今の教育って、そんな感じじゃないかと思います。幼児教育もしかり。まったく意味なくはないのかもしれないけれど、ただの親の自己満足。学生になって勉強についていけるようにと親が苦心するように、入園前くらいから既に他の子についていけるようにと、親がほぼ自己満足であれこれやっているように思います。
「他の子についていけるように」、それは例えば「挨拶できること」「譲れること」「自分から皆の輪に入っていけること」・・・では、皆が皆、元気に挨拶ができて順番を守れておもちゃも譲れて知らない人の輪にも自分から入っていけなくてはならないのか!? そういうのを目指さないといけないのか!? 学校教育と同じように、それができる子とできない子で優劣をつける気なのか!? 2009年考えたこと(2歳)の中で言ったように、人がだんだん画一的になって、自分の考える「普通」の範疇に自分や周りの人を置きたがる根っこはこんなところにあるのかもと思います。
もう迷わなくなりました。それに、親は正反対の説の間で揺れている暇があれば、自分にとっての本当がどっちか見極める義務があると思うようにもなりました。揺れているだけでは子どもにいい迷惑。情報の発信源や言い分をそれぞれちゃんと知れば、自分がどの説をとるか(あるいは折衷案にしておくか)分かるものでした。
高校時代の教材の件はその後、「全然やってないじゃない」「だからいらないってずっと言っているじゃない。学校&教科書と同じなのに、余分に時間を取られるだけ」と繰り返した末、高校3年にもなってやっと母も不要だったかも、と気づいたらしく解約に至りました。受験する大学の科目に小論文があったのだけれど、高校ではそんな授業はなかったから、受験前にちょっとだけ「小論文」の教材だけ母に言ってとり、それは私もちゃんとやりました。

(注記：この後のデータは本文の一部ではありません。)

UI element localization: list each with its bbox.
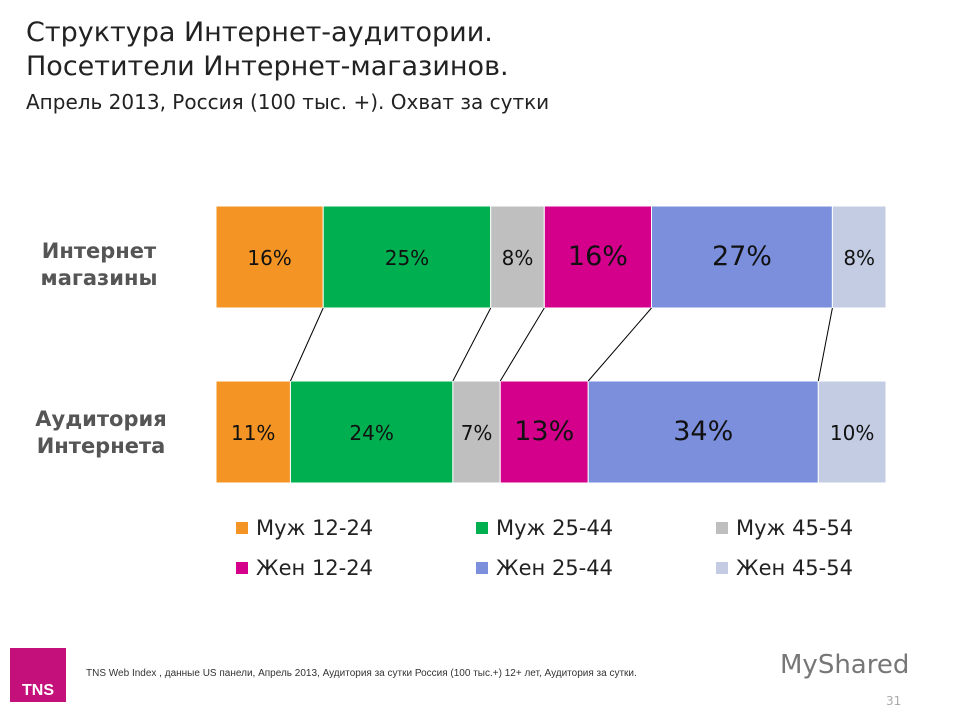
bar-segment: [499, 380, 589, 484]
legend: Муж 12-24 Муж 25-44 Муж 45-54 Жен 12-24 Жен …: [236, 516, 916, 580]
legend-label: Жен 45-54: [736, 556, 853, 580]
legend-swatch: [476, 562, 488, 574]
tns-logo: TNS: [10, 648, 66, 702]
bar-segment: [543, 205, 652, 309]
connector-line: [499, 307, 545, 382]
data-label: 27%: [712, 241, 772, 272]
legend-label: Жен 12-24: [256, 556, 373, 580]
legend-label: Жен 25-44: [496, 556, 613, 580]
title-line-1: Структура Интернет-аудитории.: [26, 17, 493, 48]
legend-label: Муж 12-24: [256, 516, 374, 540]
connector-line: [289, 307, 324, 382]
legend-label: Муж 45-54: [736, 516, 854, 540]
bar-segment: [817, 380, 887, 484]
legend-item: Жен 25-44: [476, 556, 716, 580]
data-label: 34%: [673, 416, 733, 447]
legend-item: Муж 45-54: [716, 516, 916, 540]
data-label: 8%: [843, 246, 875, 270]
title-line-2: Посетители Интернет-магазинов.: [26, 51, 509, 82]
legend-item: Муж 25-44: [476, 516, 716, 540]
slide-title: Структура Интернет-аудитории. Посетители …: [26, 16, 509, 84]
page-number: 31: [886, 694, 902, 708]
bar-segment: [587, 380, 819, 484]
connector-line: [817, 307, 833, 382]
source-note: TNS Web Index , данные US панели, Апрель…: [86, 668, 637, 679]
legend-item: Жен 12-24: [236, 556, 476, 580]
data-label: 25%: [385, 246, 429, 270]
connector-line: [452, 307, 492, 382]
data-label: 8%: [502, 246, 534, 270]
data-label: 7%: [461, 421, 493, 445]
bar-segment: [490, 205, 545, 309]
legend-swatch: [716, 562, 728, 574]
row-label-line: Интернета: [36, 434, 166, 458]
row-label-line: Интернет: [41, 239, 157, 263]
legend-swatch: [476, 522, 488, 534]
data-label: 24%: [349, 421, 393, 445]
legend-swatch: [236, 522, 248, 534]
data-label: 13%: [514, 416, 574, 447]
legend-swatch: [716, 522, 728, 534]
logo-text: TNS: [22, 682, 54, 699]
bar-segment: [651, 205, 833, 309]
row-label-shops: Интернет магазины: [14, 238, 184, 292]
legend-item: Муж 12-24: [236, 516, 476, 540]
bar-segment: [831, 205, 887, 309]
row-label-internet: Аудитория Интернета: [16, 406, 186, 460]
legend-swatch: [236, 562, 248, 574]
row-label-line: магазины: [40, 266, 158, 290]
data-label: 10%: [830, 421, 874, 445]
legend-label: Муж 25-44: [496, 516, 614, 540]
slide-subtitle: Апрель 2013, Россия (100 тыс. +). Охват …: [26, 90, 550, 114]
data-label: 11%: [231, 421, 275, 445]
legend-item: Жен 45-54: [716, 556, 916, 580]
bar-segment: [452, 380, 501, 484]
data-label: 16%: [568, 241, 628, 272]
connector-line: [587, 307, 652, 382]
bar-segment: [289, 380, 454, 484]
watermark: MyShared: [780, 650, 910, 680]
row-label-line: Аудитория: [35, 407, 167, 431]
data-label: 16%: [247, 246, 291, 270]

そんなふうに、自分に何が必要かは子供が一番知っているし、自分に必要だと思ったことは多分、子供はちゃんとやる。親が変に口出し、手出しするから、やらなくなったり、自分に何が必要か分からなくなったりしてしまうのじゃないかな? 自信を持って幼児教育的なものには関わらないようになれました。
3歳について
他にも色んな育児書関係の本(⇒育児書)を読んで、4歳からは一人前として付き合おうという気構えができました。大人と同じように意見を聞き、考えを尊重し、でも代わりに失敗から学ぶことや家族の一員としてのルールを覚えてもらう。自分でできることは基本自分で何でもやる。1,2歳と違って物事がだいぶ分かるようになった3歳の時期を、その準備期として捉えるようになりました。
無理強いとかしなくても、自分から色んなことをやりたがる3歳(1,2歳の時に何でもダメダメ言っていると、あまり自分からやりたがらなくなっているかも・・・?)。やりたくないときは放っておいて、やりたがるときには飽きるまでやらせます。そうするとノウハウが分かって、4歳になって、家事やらもしてもらうとき楽そう。
洗濯物を干したがった時は、カーテンタッセルとかに物干しを吊るしておいて干させ、洗濯物をたたみたがったら、下手でもたたませて、しまってもらう。糸と針も使いたいときに使わせて、針は絶対放置しないことも覚えこませる。包丁も使いたがったら使わせる。大根おろしも。ドライヤーも自分でやりたがるので、自分でやらせる(コンセントの正しい差し込み方も教えて、面白がってドライヤー自体をひっぱってコンセントを外したらその度注意する)。
危ないからといってやめさせないたちです。そのほうが、母親が止めてくれない分、自分で気をつけたり、自分には無理そうなことには手を出さないようになる気がします。うちはかなりそう!
3歳児は不器用なので、簡単なことでもすごい手間ひまがかかったりもします。でも私は見ないようにしています。見ているとつい口出ししたくなったりするので・・・。3歳児には手間ひまがかかるのは当たり前のことらしく、やり遂げるまでかなり集中してやっています。時には何度も何度も失敗してかんしゃくを起こしたり泣いたりしているけれど・・・。